Intervenant lors d’une session de haut niveau organisée dans le cadre de la 2e édition du Sommet africain de l’innovation sur l’énergie nucléaire qui se tient dans la capitale rwandaise (19-21 mai), Mme Bendam a souligné la nécessité de renforcer la coopération africaine afin d’accélérer les projets nucléaires à travers l’harmonisation des cadres réglementaires, le partage des ressources et le renforcement de la crédibilité des investissements au sein des marchés africains.
Au cours de cette session plénière consacrée au thème “Coopération régionale et déploiement à grande échelle de l’énergie nucléaire”, l’experte a indiqué que le Conseil qu’elle préside œuvre au lancement de l’”African Nuclear Society” lors de la prochaine Conférence générale de l’Agence internationale de l’énergie atomique (AIEA), prévue à Vienne, dans le but de créer un espace africain d’échange des connaissances, des expertises et des opportunités dans le domaine nucléaire.

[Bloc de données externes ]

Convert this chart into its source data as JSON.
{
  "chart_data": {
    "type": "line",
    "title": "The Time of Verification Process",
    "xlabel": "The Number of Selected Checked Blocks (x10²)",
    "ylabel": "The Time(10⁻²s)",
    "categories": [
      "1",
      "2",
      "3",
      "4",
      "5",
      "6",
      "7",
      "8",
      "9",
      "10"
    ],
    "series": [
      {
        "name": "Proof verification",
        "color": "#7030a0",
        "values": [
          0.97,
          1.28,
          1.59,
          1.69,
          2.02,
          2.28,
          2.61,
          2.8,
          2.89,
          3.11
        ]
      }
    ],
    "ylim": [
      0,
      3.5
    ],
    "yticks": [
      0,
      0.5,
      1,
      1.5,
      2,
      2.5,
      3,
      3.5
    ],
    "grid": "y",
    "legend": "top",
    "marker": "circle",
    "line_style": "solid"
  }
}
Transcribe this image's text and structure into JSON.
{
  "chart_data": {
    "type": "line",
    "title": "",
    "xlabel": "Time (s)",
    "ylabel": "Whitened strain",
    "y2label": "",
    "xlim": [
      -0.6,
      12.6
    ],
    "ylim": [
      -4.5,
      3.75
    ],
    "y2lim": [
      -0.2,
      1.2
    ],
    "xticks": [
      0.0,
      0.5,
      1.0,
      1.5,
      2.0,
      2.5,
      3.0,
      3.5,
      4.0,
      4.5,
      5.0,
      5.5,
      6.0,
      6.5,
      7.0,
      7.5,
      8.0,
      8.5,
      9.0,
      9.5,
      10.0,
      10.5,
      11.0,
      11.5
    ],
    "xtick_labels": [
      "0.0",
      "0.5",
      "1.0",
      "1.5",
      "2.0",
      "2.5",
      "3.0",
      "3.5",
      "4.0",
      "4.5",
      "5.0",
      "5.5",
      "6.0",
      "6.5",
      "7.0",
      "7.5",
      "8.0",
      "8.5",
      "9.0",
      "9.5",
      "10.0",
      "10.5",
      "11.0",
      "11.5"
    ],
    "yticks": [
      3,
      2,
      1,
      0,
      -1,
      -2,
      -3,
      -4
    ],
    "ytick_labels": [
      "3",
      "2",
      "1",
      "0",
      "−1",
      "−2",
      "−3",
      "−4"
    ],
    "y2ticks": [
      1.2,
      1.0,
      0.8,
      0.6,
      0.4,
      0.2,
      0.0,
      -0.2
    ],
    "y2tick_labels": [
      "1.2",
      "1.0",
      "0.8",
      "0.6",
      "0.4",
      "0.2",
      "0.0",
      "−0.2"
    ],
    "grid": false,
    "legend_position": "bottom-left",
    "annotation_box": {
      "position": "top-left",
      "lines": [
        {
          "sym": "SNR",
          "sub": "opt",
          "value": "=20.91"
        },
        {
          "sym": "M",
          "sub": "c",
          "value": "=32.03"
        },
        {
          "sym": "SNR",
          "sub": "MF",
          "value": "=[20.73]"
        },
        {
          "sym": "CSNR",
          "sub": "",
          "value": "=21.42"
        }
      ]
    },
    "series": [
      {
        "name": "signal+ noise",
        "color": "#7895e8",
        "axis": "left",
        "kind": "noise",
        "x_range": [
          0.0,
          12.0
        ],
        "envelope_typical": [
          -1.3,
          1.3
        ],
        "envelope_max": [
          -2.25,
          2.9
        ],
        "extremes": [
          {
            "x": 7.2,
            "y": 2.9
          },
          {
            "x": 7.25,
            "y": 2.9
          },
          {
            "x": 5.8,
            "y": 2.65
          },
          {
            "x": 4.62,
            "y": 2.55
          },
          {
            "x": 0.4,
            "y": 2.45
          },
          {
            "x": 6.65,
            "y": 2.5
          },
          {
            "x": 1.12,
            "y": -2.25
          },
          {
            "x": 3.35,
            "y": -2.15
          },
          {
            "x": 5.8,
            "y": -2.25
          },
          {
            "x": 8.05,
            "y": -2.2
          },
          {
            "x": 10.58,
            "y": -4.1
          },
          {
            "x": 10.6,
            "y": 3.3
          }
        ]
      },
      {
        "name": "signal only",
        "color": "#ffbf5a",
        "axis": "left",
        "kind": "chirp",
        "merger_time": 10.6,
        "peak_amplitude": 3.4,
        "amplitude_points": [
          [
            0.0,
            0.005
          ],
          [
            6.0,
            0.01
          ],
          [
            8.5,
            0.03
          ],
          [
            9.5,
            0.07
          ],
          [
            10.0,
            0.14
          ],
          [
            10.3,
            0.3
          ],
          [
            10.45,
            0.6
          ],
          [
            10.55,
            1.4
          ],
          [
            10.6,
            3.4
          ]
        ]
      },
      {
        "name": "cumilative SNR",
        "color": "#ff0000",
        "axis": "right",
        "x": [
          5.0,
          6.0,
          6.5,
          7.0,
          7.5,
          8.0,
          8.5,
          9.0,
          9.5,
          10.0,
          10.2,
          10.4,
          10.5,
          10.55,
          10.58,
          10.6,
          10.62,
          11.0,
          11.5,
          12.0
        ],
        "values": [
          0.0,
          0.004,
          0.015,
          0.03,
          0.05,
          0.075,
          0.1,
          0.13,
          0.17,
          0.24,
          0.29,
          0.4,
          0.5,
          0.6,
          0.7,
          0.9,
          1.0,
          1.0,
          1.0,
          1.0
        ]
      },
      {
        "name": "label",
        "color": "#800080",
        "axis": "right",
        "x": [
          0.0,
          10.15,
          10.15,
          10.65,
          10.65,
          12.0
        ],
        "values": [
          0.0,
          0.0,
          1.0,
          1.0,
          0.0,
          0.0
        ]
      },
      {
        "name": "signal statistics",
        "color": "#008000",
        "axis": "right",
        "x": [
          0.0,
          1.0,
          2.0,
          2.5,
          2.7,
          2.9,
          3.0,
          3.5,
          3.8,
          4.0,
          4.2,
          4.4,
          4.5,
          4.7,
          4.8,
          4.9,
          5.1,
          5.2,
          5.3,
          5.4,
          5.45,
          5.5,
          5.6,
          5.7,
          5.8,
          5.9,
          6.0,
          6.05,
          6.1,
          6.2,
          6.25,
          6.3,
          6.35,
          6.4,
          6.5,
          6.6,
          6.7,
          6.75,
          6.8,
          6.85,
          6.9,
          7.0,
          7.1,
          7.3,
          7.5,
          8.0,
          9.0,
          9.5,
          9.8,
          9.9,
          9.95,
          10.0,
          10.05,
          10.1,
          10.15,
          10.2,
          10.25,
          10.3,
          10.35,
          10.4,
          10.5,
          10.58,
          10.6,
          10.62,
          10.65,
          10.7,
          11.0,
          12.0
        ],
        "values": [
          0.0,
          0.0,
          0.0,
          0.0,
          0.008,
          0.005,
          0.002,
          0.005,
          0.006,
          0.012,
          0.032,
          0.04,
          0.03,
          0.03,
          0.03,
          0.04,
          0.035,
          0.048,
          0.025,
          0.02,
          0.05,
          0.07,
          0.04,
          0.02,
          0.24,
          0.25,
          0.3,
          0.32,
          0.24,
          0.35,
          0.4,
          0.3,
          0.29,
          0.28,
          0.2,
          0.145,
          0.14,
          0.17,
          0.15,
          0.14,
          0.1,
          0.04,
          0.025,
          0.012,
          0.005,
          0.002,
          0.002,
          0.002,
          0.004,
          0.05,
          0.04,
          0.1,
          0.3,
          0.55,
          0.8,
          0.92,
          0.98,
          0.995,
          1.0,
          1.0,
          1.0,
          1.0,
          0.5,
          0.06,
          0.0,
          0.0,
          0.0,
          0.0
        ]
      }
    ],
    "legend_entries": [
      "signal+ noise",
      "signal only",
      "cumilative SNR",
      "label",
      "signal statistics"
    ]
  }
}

Par ailleurs, la présidente du Conseil international des sociétés nucléaires a affirmé que les réseaux professionnels mondiaux constituent de véritables accélérateurs de la mise en œuvre des programmes nucléaires grâce à la mise en relation des expertises et des compétences entre différentes régions du monde, précisant que la nouvelle structure de l’INSC comprend désormais une représentation dédiée à l’Afrique aux côtés des autres régions du monde.
Mme Bendam a également souligné que l’Afrique peut tirer profit des expériences internationales accumulées, notamment dans les domaines du développement des compétences humaines, de la culture de sûreté nucléaire, des cadres réglementaires, de la communication, du transfert de technologies et de l’innovation.
Insistant sur l’importance des programmes de mentorat, des échanges techniques, des formations conjointes et des partenariats académiques pour accélérer le renforcement des capacités africaines, elle a estimé que le développement du secteur nucléaire ne concerne pas uniquement les ingénieurs et les scientifiques, mais également les autorités réglementaires, les décideurs, les industriels et les spécialistes de la communication.
Abordant la question de la sûreté nucléaire, l’experte a affirmé que la réussite de tout programme nucléaire repose avant tout sur l’ancrage d’une véritable culture de sûreté, précisant que si les technologies peuvent varier d’un pays à l’autre, les principes fondamentaux de sûreté et de sécurité nucléaire doivent demeurer universels.
Elle a ajouté que les réseaux professionnels favorisent un dialogue continu entre experts, autorités réglementaires, exploitants, institutions académiques et décideurs, permettant ainsi le partage des meilleures pratiques ainsi que le renforcement de la confiance du public dans les projets nucléaires africains.
Mme Bendam a, en outre, mis en avant l’expérience marocaine dans le soutien à la coopération africaine, rappelant notamment que le premier exercice régional destiné aux pays africains anglophones, organisé en 2015 au Botswana, avait été conçu, conduit et évalué par le Maroc dans le cadre d’une mission d’expertise de l’AIEA. Un exercice régional similaire destiné aux pays francophones a également été organisé en 2018 au Sénégal avec l’appui de l’expertise marocaine.
Elle a conclu que les plateformes de partage des connaissances et les réseaux professionnels continentaux constituent un outil essentiel pour réduire les risques liés aux projets nucléaires et accélérer leur mise en œuvre, à travers la valorisation des expériences et expertises accumulées au service de l’avenir de l’énergie nucléaire pacifique en Afrique.
Placée sous le thème “Alimenter l’avenir de l’Afrique : transformer l’ambition de l’énergie nucléaire en réalité investissable”, cette édition du sommet s’est penchée sur les moyens de transformer les ambitions nucléaires des pays africains en projets concrets et bancables, capables de répondre à la demande croissante en électricité sur le continent.